The figure looming over both dramas is, of course, the billionaire paedophile and sexual abuser Jeffrey Epstein, whose dubious friendship with Andrew – and supposed introduction of the duke to Giuffre – sparked the whole affair off. In Scoop, Epstein is only depicted briefly, during his notorious walk in Central Park with Andrew in 2010; the scene that opens the show, shot and edited like a thriller, depicts Connor Swindells’ intrepid photographer Jae Donnelly racing to get the famous picture of the two men together, thereby proving that Andrew and Epstein’s friendship had continued long after Epstein’s 2008 conviction for sexual offences. 

Although the incident is shown in A Very Royal Scandal, Donnelly does not appear.

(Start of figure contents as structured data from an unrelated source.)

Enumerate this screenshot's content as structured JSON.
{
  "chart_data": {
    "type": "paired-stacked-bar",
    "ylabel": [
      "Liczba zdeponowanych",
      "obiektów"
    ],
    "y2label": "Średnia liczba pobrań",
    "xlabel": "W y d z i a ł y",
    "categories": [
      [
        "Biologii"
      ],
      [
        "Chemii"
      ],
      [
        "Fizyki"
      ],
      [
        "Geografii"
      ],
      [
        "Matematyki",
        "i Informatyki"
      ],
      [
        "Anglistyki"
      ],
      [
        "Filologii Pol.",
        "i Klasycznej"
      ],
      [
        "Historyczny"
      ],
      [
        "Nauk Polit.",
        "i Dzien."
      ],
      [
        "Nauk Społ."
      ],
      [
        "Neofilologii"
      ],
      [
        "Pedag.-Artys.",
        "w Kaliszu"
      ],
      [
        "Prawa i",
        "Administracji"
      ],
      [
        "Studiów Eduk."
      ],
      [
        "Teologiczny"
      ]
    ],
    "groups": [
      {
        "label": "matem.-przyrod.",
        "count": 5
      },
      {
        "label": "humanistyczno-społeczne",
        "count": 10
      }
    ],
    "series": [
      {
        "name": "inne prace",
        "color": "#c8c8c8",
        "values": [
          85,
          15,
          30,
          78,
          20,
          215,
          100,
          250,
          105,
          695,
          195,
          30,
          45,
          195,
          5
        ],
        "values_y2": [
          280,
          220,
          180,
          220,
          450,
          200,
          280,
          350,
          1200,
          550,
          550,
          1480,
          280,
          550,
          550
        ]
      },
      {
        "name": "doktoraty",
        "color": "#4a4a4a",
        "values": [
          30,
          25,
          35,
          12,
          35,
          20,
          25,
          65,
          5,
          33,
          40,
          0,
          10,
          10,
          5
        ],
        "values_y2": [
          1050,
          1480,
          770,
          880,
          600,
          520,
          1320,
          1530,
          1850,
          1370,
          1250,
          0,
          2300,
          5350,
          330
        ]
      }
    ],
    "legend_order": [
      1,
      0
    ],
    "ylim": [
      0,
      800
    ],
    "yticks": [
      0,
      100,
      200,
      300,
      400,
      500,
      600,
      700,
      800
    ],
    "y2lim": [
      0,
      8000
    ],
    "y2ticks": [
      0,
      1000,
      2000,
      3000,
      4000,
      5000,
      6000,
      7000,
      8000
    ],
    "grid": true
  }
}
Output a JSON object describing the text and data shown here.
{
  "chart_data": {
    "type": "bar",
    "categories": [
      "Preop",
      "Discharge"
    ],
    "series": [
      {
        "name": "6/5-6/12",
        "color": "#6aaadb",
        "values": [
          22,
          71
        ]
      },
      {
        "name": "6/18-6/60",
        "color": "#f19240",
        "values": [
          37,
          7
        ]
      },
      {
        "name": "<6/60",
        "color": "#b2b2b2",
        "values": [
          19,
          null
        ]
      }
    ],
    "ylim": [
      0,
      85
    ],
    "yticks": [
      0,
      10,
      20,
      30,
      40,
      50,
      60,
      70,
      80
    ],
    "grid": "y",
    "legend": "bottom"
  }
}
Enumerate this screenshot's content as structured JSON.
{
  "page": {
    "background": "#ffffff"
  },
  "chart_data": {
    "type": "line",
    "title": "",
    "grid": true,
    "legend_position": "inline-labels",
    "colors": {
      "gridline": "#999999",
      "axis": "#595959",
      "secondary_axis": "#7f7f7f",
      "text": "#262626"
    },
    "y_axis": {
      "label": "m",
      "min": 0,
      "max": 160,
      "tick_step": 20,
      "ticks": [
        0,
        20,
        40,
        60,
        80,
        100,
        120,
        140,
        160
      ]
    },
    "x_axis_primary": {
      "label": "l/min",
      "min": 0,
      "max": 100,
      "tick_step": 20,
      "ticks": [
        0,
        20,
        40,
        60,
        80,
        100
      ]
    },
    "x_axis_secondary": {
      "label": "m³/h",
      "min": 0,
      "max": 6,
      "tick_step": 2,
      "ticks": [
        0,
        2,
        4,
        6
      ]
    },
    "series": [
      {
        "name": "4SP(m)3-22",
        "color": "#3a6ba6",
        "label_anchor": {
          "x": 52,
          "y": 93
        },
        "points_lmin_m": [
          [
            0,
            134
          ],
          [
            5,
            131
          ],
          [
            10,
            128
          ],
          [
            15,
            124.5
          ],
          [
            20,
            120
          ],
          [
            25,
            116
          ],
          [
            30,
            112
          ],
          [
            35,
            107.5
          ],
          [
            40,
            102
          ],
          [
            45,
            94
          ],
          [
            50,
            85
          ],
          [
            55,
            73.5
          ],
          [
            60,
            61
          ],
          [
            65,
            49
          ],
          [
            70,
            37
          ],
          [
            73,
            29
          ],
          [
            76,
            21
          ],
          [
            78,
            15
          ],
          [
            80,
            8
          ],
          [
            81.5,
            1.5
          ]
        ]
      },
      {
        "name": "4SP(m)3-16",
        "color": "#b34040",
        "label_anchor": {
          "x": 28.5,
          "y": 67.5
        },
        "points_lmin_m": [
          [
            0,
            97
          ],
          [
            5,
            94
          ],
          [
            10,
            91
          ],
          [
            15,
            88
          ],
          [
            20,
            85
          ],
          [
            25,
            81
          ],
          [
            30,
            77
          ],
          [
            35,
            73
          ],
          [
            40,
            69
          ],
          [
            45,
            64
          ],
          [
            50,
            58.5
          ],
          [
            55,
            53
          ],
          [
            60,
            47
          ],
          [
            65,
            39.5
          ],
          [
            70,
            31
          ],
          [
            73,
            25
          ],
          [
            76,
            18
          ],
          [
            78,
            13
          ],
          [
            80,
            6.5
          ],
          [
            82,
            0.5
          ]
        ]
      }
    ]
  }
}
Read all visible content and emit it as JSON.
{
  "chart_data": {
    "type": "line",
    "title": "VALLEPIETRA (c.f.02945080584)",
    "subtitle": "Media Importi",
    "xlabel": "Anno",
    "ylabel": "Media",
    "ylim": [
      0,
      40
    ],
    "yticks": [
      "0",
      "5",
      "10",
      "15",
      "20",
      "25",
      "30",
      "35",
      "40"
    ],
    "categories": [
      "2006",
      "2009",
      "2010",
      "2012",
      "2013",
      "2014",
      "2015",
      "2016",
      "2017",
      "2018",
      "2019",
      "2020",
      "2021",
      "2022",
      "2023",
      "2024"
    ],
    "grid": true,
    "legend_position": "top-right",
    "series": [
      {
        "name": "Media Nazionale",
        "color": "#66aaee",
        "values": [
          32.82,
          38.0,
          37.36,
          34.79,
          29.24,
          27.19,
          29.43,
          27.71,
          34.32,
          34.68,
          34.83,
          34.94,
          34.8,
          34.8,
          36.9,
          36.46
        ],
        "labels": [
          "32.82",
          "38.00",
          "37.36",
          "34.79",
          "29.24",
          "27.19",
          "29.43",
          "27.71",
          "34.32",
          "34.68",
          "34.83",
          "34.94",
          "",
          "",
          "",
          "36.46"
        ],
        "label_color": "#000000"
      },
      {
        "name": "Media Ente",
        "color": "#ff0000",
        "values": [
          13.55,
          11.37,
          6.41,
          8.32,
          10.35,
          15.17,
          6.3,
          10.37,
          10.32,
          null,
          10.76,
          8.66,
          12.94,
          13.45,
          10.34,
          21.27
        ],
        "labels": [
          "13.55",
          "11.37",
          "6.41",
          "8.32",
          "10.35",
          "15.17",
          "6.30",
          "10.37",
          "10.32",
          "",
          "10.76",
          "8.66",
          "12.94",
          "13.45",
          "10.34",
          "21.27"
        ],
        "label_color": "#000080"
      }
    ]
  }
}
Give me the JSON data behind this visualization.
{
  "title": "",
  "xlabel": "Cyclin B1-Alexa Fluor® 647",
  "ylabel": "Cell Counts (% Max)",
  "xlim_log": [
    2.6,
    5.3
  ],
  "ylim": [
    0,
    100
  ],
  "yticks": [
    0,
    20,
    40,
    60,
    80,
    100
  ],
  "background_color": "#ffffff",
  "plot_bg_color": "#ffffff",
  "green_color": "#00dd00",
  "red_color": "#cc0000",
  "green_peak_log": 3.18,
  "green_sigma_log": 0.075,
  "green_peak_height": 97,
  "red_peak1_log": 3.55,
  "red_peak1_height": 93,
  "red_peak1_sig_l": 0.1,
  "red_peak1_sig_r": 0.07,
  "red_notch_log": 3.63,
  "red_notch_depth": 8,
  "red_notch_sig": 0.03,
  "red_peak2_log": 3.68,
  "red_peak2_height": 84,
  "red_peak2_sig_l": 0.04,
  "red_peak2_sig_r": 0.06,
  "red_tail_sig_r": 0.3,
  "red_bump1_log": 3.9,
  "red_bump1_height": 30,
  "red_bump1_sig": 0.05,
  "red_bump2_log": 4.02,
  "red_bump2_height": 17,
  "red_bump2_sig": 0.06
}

Instead, Epstein himself features as a character, in a chilling, fictionalised scene in which Andrew approaches him cap-in-hand to ask for money to pay off Fergie’s debts. Epstein obliges and offers him the cash as a gift – “It’s done” – but in return, he “suggests” that Andrew remain as his guest in his New York mansion for several days, with a view to meeting many of Epstein’s influential friends and supporters. The content of that scene is from the imagination of writer Jeremy Brock, but the implication is that Andrew was both too stupid and too venal to extricate himself from Epstein’s malign web of influence, and that this ended up being the central plank of his downfall.